< Exodus 21 >

1 Dit nu zijn de rechten, die gij hun zult voorstellen.
“Éstas son las ordenanzas que les pondrás delante:
2 Als gij een Hebreeuwsen knecht kopen zult, die zal zes jaren dienen; maar in het zevende zal hij voor vrij uitgaan, om niet.
“Si compras un siervo hebreo, servirá seis años, y al séptimo saldrá libre sin pagar nada.
3 Indien hij met zijn lijf ingekomen zal zijn, zo zal hij met zijn lijf uitgaan; indien hij een getrouwd man was, zo zal zijn vrouw met hem uitgaan.
Si entra solo, saldrá solo. Si está casado, su mujer saldrá con él.
4 Indien hem zijn heer een vrouw gegeven, en zij hem zonen of dochteren gebaard zal hebben, zo zal de vrouw en haar kinderen haars heren zijn, en hij zal met zijn lijf uitgaan.
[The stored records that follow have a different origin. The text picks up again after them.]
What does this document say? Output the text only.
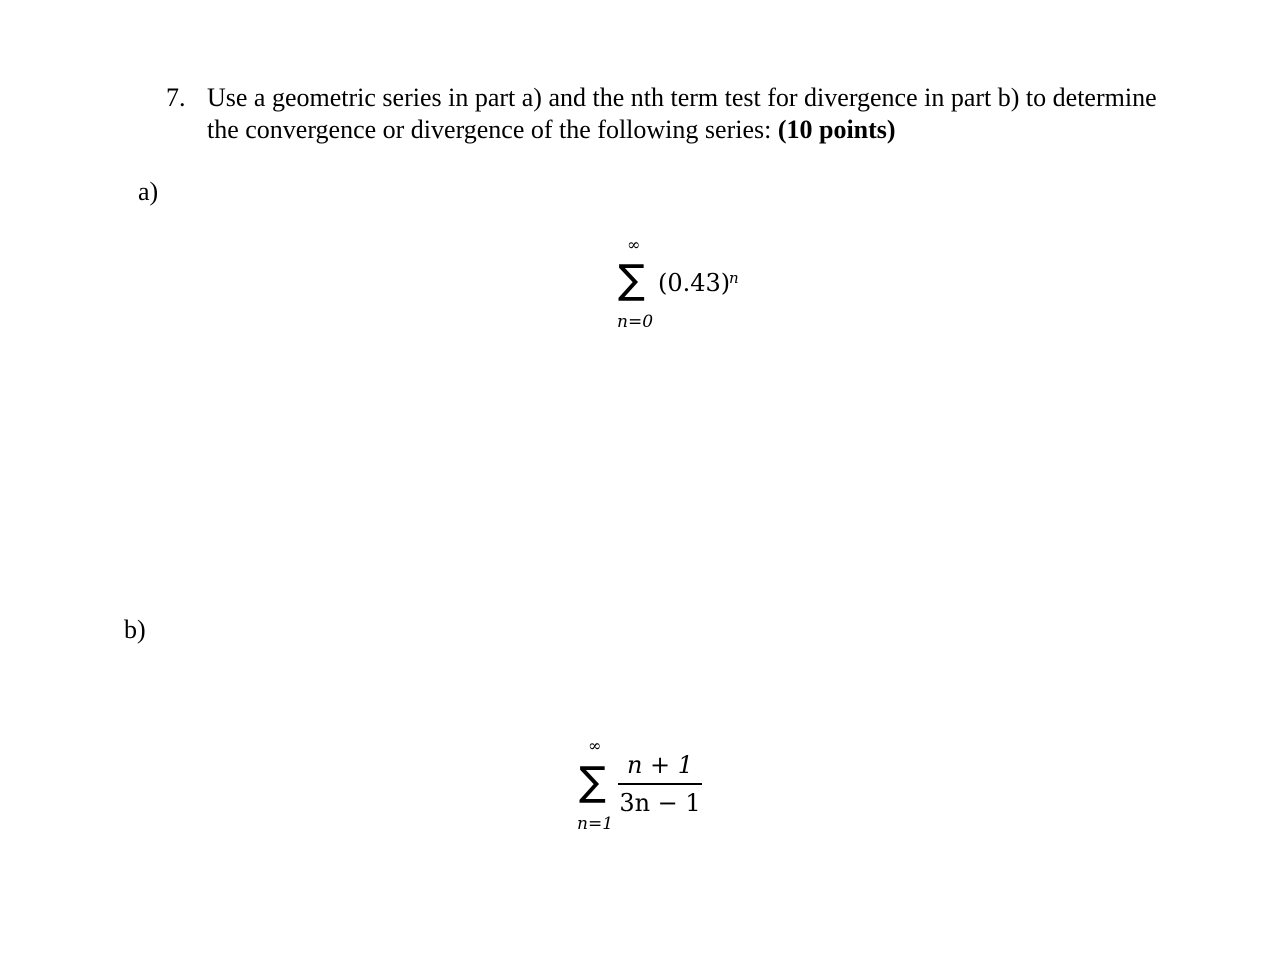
7. Use a geometric series in part a) and the nth term test for divergence in part b) to determine the convergence or divergence of the following series: (10 points)
a)
∞
∑ (0.43)
n
n=0
b)
∞
∑
n=1
n + 1
3n − 1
Si su amo le da una esposa y ella le da hijos o hijas, la esposa y sus hijos serán de su amo, y él saldrá solo.
5 Maar indien de knecht ronduit zeggen zal: Ik heb mijn heer, mijn vrouw en mijn kinderen lief, ik wil niet vrij uitgaan;
Pero si el siervo dice claramente: “Amo a mi amo, a mi mujer y a mis hijos. No saldré libre;’
6 Zo zal hem zijn heer tot de goden brengen, daarna zal hij hem aan de deur, of aan den post brengen; en zijn heer zal hem met een priem zijn oor doorboren, en hij zal hem eeuwiglijk dienen.
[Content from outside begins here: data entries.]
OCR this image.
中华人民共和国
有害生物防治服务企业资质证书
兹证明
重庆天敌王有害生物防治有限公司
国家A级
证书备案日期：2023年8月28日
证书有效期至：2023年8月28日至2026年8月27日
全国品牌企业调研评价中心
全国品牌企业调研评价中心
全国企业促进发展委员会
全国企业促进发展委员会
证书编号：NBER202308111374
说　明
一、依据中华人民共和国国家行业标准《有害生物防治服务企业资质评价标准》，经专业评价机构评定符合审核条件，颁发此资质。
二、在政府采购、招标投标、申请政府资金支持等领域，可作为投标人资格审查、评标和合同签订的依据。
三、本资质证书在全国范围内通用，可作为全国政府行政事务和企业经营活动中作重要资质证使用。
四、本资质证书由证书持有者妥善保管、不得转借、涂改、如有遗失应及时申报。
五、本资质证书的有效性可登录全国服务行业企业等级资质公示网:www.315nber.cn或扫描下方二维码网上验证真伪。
entonces su amo lo llevará a Dios, y lo traerá a la puerta o al poste de la puerta, y su amo le perforará la oreja con un punzón, y le servirá para siempre.
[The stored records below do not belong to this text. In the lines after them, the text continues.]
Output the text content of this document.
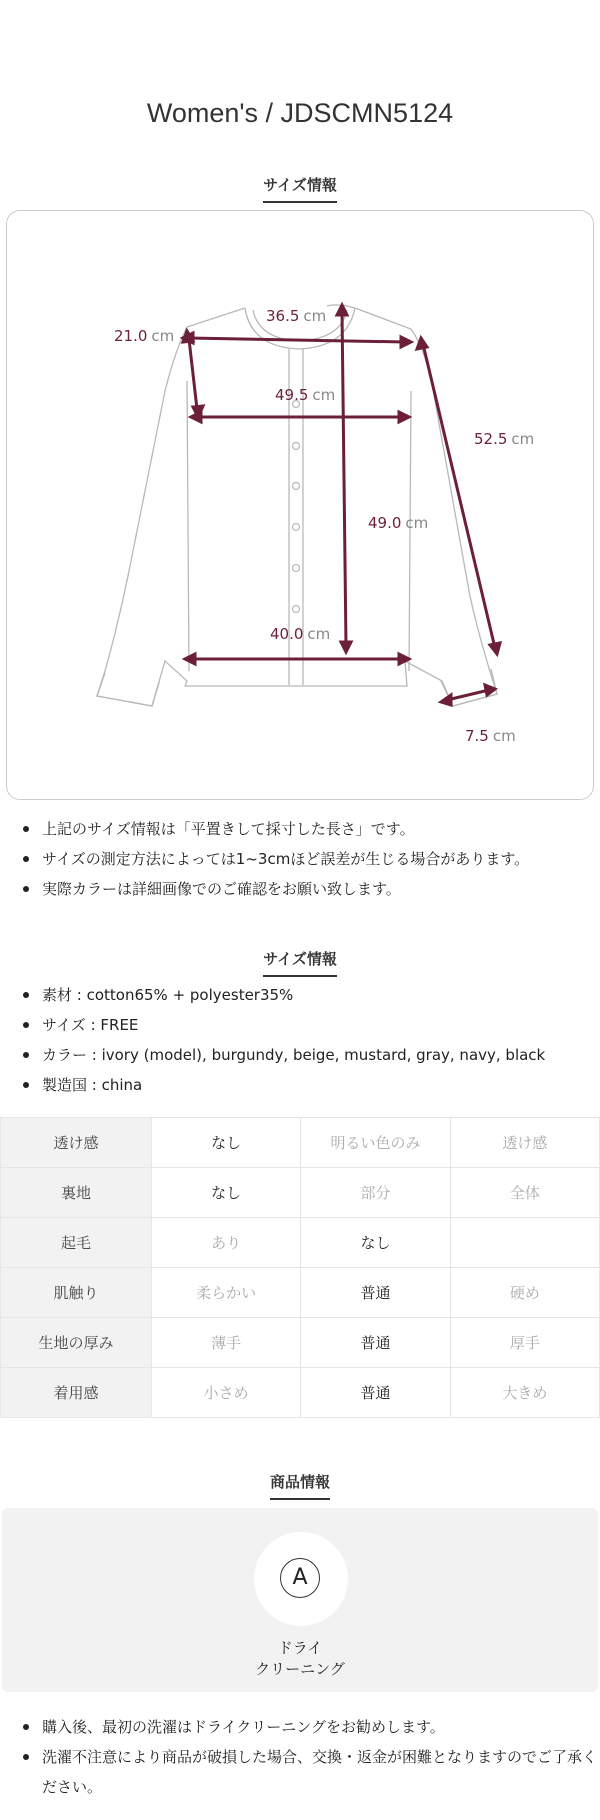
Women's / JDSCMN5124
サイズ情報
36.5 cm
21.0 cm
49.5 cm
52.5 cm
49.0 cm
40.0 cm
7.5 cm
上記のサイズ情報は「平置きして採寸した長さ」です。
サイズの測定方法によっては1~3cmほど誤差が生じる場合があります。
実際カラーは詳細画像でのご確認をお願い致します。
サイズ情報
素材 : cotton65% + polyester35%
サイズ : FREE
カラー : ivory (model), burgundy, beige, mustard, gray, navy, black
製造国 : china
透け感	なし	明るい色のみ	透け感
裏地	なし	部分	全体
起毛	あり	なし	
肌触り	柔らかい	普通	硬め
生地の厚み	薄手	普通	厚手
着用感	小さめ	普通	大きめ
商品情報
A
ドライ
クリーニング
購入後、最初の洗濯はドライクリーニングをお勧めします。
洗濯不注意により商品が破損した場合、交換・返金が困難となりますのでご了承ください。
7 Wanneer nu iemand zijn dochter zal verkocht hebben tot een dienstmaagd, zo zal zij niet uitgaan, gelijk de knechten uitgaan.
“Si un hombre vende a su hija para que sea sierva, no saldrá como los siervos.
8 Indien zij kwalijk bevalt in de ogen haars heren, dat hij haar niet ondertrouwd heeft, zo zal hij haar doen lossen; aan een vreemd volk haar te verkopen zal hij niet vermogen, dewijl hij trouweloos met haar gehandeld heeft.
Si no le gusta a su amo, que la ha casado consigo, entonces la dejará rescatar. No tendrá derecho a venderla a un pueblo extranjero, ya que ha actuado con engaño con ella.
9 Maar indien hij haar aan zijn zoon ondertrouwt, zo zal hij met haar doen naar het recht der dochteren.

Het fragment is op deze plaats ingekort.